Artan hayat pahalılığı karşısında geçtiğimiz yıllarda reel ücretleri önemli derecede gerileyen kamu emekçilerinin öfkesi o kadar büyüktü ki tarihte ilk defa aralarında hükümet yanlısı konfederasyonların da bulunduğu tüm kamu emekçisi sendika konfederasyonları iş bırakma eylemine katılma kararı almak zorunda kaldı.

İş bırakan kamu emekçilerinin 18 Ağustos 2025'te Ankara'da düzenlediği gösteriden. [Photo: MemurSenKonf/X]

Katılım oranına ilişkin resmi bir açıklamanın olmadığı greve Memur-Sen, Kamu-Sen, Birleşik Kamu-İş, KESK, BASK ve DMK gibi konfederasyonların yanı sıra HAK-SEN, YURT-SEN ve ASİM-SEN gibi bağımsız sendikalar da katıldı. Yaklaşık 2,3 milyon kamu emekçisi bir sendikaya üye.

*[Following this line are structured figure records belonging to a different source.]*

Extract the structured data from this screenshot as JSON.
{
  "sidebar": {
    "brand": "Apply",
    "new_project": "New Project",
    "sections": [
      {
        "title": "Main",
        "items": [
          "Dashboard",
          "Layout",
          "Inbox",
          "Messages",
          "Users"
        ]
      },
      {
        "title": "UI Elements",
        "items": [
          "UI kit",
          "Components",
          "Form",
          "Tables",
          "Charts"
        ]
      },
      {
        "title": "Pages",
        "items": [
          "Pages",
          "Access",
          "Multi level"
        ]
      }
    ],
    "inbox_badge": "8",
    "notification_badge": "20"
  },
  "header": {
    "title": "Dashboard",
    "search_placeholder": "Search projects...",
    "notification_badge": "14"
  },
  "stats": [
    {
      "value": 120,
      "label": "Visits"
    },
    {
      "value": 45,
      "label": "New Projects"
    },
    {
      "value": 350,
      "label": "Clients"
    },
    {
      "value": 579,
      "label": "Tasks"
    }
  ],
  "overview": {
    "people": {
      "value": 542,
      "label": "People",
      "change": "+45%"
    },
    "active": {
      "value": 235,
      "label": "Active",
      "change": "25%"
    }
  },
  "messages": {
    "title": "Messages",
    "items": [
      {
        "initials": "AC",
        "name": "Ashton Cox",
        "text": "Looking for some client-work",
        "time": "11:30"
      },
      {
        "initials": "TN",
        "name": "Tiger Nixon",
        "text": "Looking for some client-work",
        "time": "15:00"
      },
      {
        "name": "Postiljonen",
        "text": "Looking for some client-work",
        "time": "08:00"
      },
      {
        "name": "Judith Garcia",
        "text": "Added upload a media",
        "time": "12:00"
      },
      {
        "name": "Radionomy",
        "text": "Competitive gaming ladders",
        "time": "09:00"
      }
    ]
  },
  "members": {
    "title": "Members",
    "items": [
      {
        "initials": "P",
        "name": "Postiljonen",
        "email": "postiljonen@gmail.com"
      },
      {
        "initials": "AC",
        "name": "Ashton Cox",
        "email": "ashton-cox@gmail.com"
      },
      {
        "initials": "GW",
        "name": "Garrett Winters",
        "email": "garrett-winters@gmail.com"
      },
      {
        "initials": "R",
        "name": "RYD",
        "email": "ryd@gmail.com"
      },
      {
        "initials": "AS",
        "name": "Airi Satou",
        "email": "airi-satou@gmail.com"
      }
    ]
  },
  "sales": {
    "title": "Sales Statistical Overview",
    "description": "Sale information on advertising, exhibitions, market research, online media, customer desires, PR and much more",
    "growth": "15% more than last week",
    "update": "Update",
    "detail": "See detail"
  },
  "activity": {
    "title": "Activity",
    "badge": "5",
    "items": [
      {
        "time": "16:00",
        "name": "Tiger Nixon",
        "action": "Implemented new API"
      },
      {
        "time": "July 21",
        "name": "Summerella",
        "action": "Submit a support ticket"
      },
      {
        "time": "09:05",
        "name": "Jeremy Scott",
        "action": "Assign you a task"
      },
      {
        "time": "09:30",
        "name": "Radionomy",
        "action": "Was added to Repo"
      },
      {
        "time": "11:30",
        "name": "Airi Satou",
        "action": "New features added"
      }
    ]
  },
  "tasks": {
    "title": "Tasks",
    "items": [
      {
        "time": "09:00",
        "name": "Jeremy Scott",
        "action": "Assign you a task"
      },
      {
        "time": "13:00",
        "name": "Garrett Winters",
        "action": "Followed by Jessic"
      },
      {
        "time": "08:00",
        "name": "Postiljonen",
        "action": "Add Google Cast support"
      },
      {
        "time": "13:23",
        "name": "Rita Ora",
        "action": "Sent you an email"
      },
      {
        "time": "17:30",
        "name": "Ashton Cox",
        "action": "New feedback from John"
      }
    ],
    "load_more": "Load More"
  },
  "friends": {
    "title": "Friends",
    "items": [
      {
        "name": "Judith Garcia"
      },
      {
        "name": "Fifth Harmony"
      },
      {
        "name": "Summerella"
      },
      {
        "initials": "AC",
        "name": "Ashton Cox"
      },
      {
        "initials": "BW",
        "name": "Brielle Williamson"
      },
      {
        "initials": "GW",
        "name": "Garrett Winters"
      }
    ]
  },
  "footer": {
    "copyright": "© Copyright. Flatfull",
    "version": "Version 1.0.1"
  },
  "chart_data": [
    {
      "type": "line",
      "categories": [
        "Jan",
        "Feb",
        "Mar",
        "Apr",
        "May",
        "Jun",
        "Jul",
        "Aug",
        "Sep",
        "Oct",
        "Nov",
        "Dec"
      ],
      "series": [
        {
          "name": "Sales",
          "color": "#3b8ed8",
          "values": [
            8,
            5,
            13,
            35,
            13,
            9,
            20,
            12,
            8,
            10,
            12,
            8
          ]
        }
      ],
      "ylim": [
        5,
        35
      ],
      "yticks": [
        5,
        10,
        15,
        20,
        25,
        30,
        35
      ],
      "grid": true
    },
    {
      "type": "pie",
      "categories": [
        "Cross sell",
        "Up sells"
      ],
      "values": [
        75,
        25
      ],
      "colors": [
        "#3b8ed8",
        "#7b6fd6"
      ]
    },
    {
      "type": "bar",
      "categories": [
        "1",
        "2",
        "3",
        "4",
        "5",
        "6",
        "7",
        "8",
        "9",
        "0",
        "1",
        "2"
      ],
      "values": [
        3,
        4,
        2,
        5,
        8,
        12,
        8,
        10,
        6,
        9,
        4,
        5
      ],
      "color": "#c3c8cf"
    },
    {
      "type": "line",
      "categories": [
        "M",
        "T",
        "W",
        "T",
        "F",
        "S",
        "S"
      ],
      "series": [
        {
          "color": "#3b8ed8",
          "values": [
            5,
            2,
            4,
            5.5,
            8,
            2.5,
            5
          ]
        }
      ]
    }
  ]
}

Emekçiler başta Ankara, İstanbul ve İzmir olmak üzere hemen her ilde protesto gösterileri düzenlediler. Ankara’daki eyleme on binlerce kişinin katıldığı bildirildi. Uluslararası sözleşmelere ve birçok mahkeme kararına aykırı şekilde kamu emekçileri için grev yasağı söz konusu olsa da ve pazartesi günkü eylem bir “genel grev” olarak adlandırılmasa da eylem özellikle birçok seferin iptal edildiği demiryollarında ve PTT hizmetlerinde etkili oldu.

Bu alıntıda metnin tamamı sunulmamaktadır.